Мы должны были попросить, чтобы нам сделали смесь, которую всегда для нас делают, и назвать свою фамилию. Мне казалось очень странным, что эти люди, с таким достоинством бесшумно скользящие в своем благоухающем сумраке, встречавшие нас столь любезно, люди, которые могут жить в этом удивительном мире, занятые таким значительным делом, знали не только нашу фамилию, но знали даже, какой кофе пьют по утрам мои родители. Они не только знали это, но по первой нашей просьбе бесшумно и снисходительно делали мудреное дело — приготовляли смесь сортов, названия которых состояли из слов удивительных. Мокко, менадо, бурбон и ливанский — я запомнил их на всю жизнь, как строчку гекзаметра.
Фирма «Ретере» была старинная и очень солидная. То, что там продавалось, было всегда самого высшего качества. Ретере не гонялся за модой, он был верен торговым идеалам своей молодости, идеалам времени дилижансов, времен мистера Пиквика, и знал, что на Арбате единомышленники найдутся и придут к нему.
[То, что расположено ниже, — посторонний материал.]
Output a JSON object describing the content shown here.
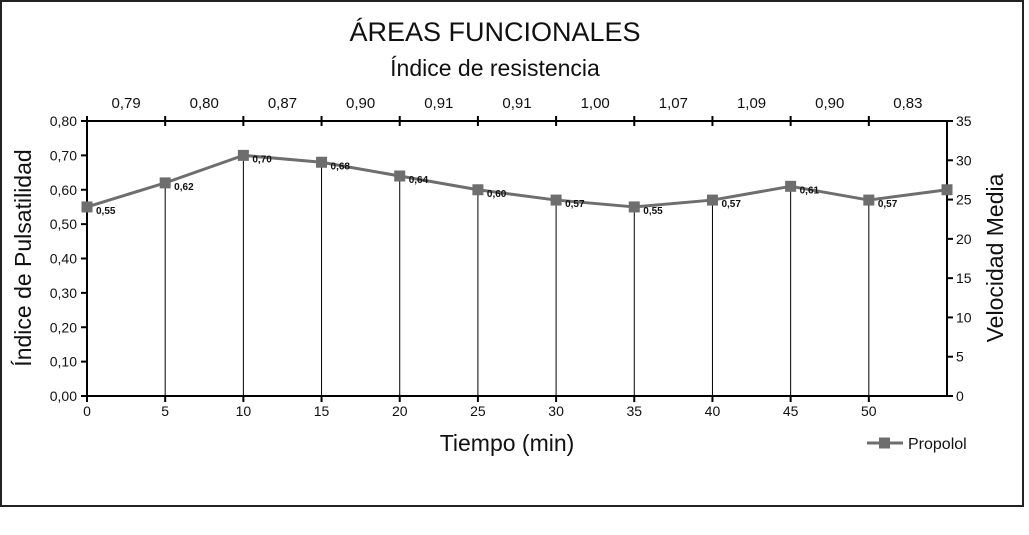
{
  "chart_data": {
    "type": "line",
    "title": "ÁREAS FUNCIONALES",
    "subtitle": "Índice de resistencia",
    "xlabel": "Tiempo (min)",
    "ylabel": "Índice de Pulsatilidad",
    "y2label": "Velocidad Media",
    "x": [
      0,
      5,
      10,
      15,
      20,
      25,
      30,
      35,
      40,
      45,
      50,
      55
    ],
    "xticks": [
      "0",
      "5",
      "10",
      "15",
      "20",
      "25",
      "30",
      "35",
      "40",
      "45",
      "50"
    ],
    "xlim": [
      0,
      55
    ],
    "ylim": [
      0,
      0.8
    ],
    "yticks": [
      "0,00",
      "0,10",
      "0,20",
      "0,30",
      "0,40",
      "0,50",
      "0,60",
      "0,70",
      "0,80"
    ],
    "y2lim": [
      0,
      35
    ],
    "y2ticks": [
      "0",
      "5",
      "10",
      "15",
      "20",
      "25",
      "30",
      "35"
    ],
    "series": [
      {
        "name": "Propolol",
        "color": "#6e6e6e",
        "values": [
          0.55,
          0.62,
          0.7,
          0.68,
          0.64,
          0.6,
          0.57,
          0.55,
          0.57,
          0.61,
          0.57,
          0.6
        ],
        "labels": [
          "0,55",
          "0,62",
          "0,70",
          "0,68",
          "0,64",
          "0,60",
          "0,57",
          "0,55",
          "0,57",
          "0,61",
          "0,57",
          ""
        ]
      }
    ],
    "resistance_index": {
      "x": [
        2.5,
        7.5,
        12.5,
        17.5,
        22.5,
        27.5,
        32.5,
        37.5,
        42.5,
        47.5,
        52.5
      ],
      "labels": [
        "0,79",
        "0,80",
        "0,87",
        "0,90",
        "0,91",
        "0,91",
        "1,00",
        "1,07",
        "1,09",
        "0,90",
        "0,83"
      ]
    },
    "legend_position": "bottom-right",
    "grid": false
  }
}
В магазине Ретере не было ничего от легкомыслия Каде, от улыбчивости Сиу, от довольства и радости магазина Эйнема, его элегантность была старомодна, строга и корректна. Магазин Ретере был подобен экс-королю, проживающему на модном курорте; его благосклонная полуулыбка была чем-то надежнее демонстративной любезности президента республики.
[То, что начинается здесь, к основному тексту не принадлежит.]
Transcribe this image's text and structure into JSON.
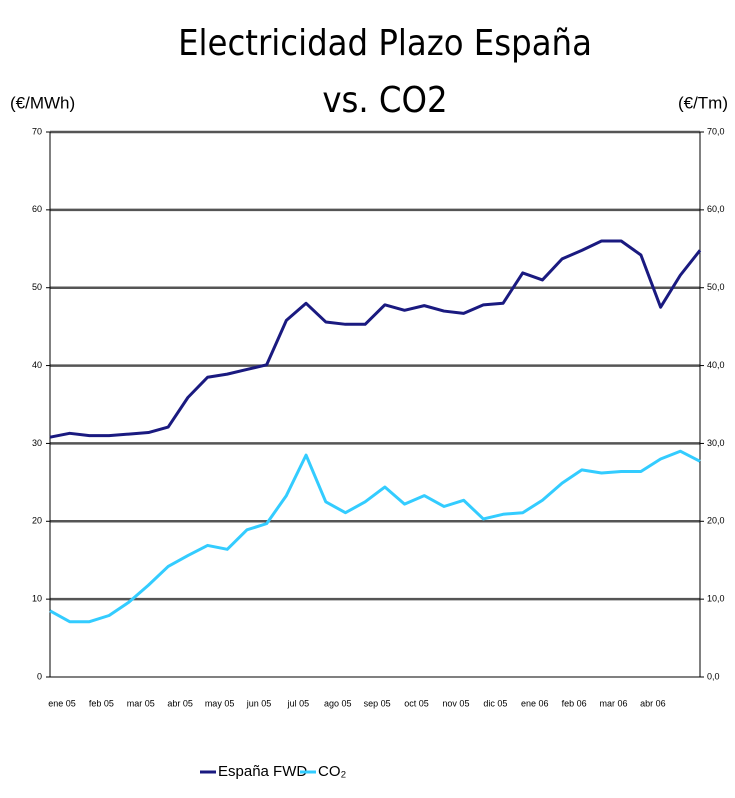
{
  "chart_data": {
    "type": "line",
    "title": "Electricidad Plazo España",
    "subtitle": "vs. CO2",
    "ylabel": "(€/MWh)",
    "y2label": "(€/Tm)",
    "categories": [
      "ene 05",
      null,
      "feb 05",
      null,
      "mar 05",
      null,
      "abr 05",
      null,
      "may 05",
      null,
      "jun 05",
      null,
      "jul 05",
      null,
      "ago 05",
      null,
      "sep 05",
      null,
      "oct 05",
      null,
      "nov 05",
      null,
      "dic 05",
      null,
      "ene 06",
      null,
      "feb 06",
      null,
      "mar 06",
      null,
      "abr 06",
      null,
      null,
      null
    ],
    "series": [
      {
        "name": "España FWD",
        "color": "#1a1a80",
        "axis": "y",
        "values": [
          30.8,
          31.3,
          31.0,
          31.0,
          31.2,
          31.4,
          32.1,
          35.9,
          38.5,
          38.9,
          39.5,
          40.1,
          45.8,
          48.0,
          45.6,
          45.3,
          45.3,
          47.8,
          47.1,
          47.7,
          47.0,
          46.7,
          47.8,
          48.0,
          51.9,
          51.0,
          53.7,
          54.8,
          56.0,
          56.0,
          54.2,
          47.5,
          51.6,
          54.8
        ]
      },
      {
        "name": "CO₂",
        "color": "#33ccff",
        "axis": "y2",
        "values": [
          8.5,
          7.1,
          7.1,
          7.9,
          9.6,
          11.8,
          14.2,
          15.6,
          16.9,
          16.4,
          18.9,
          19.7,
          23.3,
          28.5,
          22.5,
          21.1,
          22.5,
          24.4,
          22.2,
          23.3,
          21.9,
          22.7,
          20.3,
          20.9,
          21.1,
          22.7,
          24.9,
          26.6,
          26.2,
          26.4,
          26.4,
          28.0,
          29.0,
          27.7
        ]
      }
    ],
    "ylim": [
      0,
      70
    ],
    "yticks": [
      0,
      10,
      20,
      30,
      40,
      50,
      60,
      70
    ],
    "y2lim": [
      0,
      70
    ],
    "y2ticks": [
      {
        "value": 0,
        "label": "0,0"
      },
      {
        "value": 10,
        "label": "10,0"
      },
      {
        "value": 20,
        "label": "20,0"
      },
      {
        "value": 30,
        "label": "30,0"
      },
      {
        "value": 40,
        "label": "40,0"
      },
      {
        "value": 50,
        "label": "50,0"
      },
      {
        "value": 60,
        "label": "60,0"
      },
      {
        "value": 70,
        "label": "70,0"
      }
    ],
    "grid": true,
    "legend": "bottom"
  }
}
Едва ли кофе у Форштрема был хуже, но природные москвичи, жившие в приарбатских переулках и знавшие толк в жизни, шли к Ретере, проявляя, таким образом, не только консерватизм, но и свою любовь к основательности. Совершенно невозможно было думать, что кофе, который мы там покупали, привозили в Москву каким-либо обычным и будничным способом. Нет, его добывали черные рабы на плантациях, его тащили на себе в караванах по пустыне слоны и верблюды, его везли в трюмах парусных бригов и корветов, бороздивших воды всех океанов под командой отчаянных негодяев, на судах, зафрахтованных отнюдь не купцом, а негоциантом господином Ретере для того, чтобы мы могли унести это благоуханное чудо домой в солидном свертке, обернутом в плотную коричневую бумагу и перевязанном накрест золотой шнуровкой.
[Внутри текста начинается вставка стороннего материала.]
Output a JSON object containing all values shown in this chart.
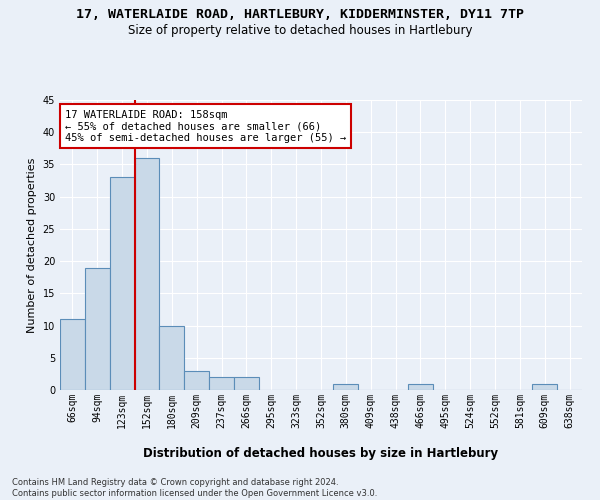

Мама долгих сборов не любила: укладывалась в один день, и к вечеру прислуга сдавала все это в багаж. Таким образом, мы ехали уже налегке. В день отъезда распорядок жизни почти не менялся. Мама уходила проститься со своими в Столовый переулок и возвращалась незадолго до обеда. Еще до обеда мама извлекала из гардероба свой дорожный несессер, без которого мы никуда не ездили, и проверяла его боевую готовность. Боковая стенка у него откидывалась, и на ее внутренней поверхности, обитой красным бархатом, затянутые кожаными поясами, лежали хрустальные, в серебре флаконы. Мама наполняла флаконы, распечатывала мыло и прочее и затем открывала среднее отделение; подобное висящему в воздухе бархатному мешку, обычно оно было пусто; если опустить туда руку, казалось, что погружаешься в бархатную пену. Туда мама отправляла носовой платок, полотенце и дежурный том английского романа.
В бездомье пути несессер был как бы представителем дома, миниатюрным домашним очагом, взятым с собой в дорогу. Он дарил нас радостями, которые по первому взгляду кажутся слишком обыкновенными и незатейливыми, однако в условиях дороги эти радости выглядят совсем иначе. Оторванный от привычных условий, совершая полет в неизвестное, пролетая под грохот вагонов мимо новых и новых миров, я испытывал острое чувство счастья, когда мама, открыв несессер, сияющий бархатом, хрусталем, серебром, и смочив одеколоном платок, вытирала мое запылившееся лицо.
Мамин несессер хранил память о чудных странах, в которых ему довелось побывать и которых я никогда не видел и никогда уже не увижу.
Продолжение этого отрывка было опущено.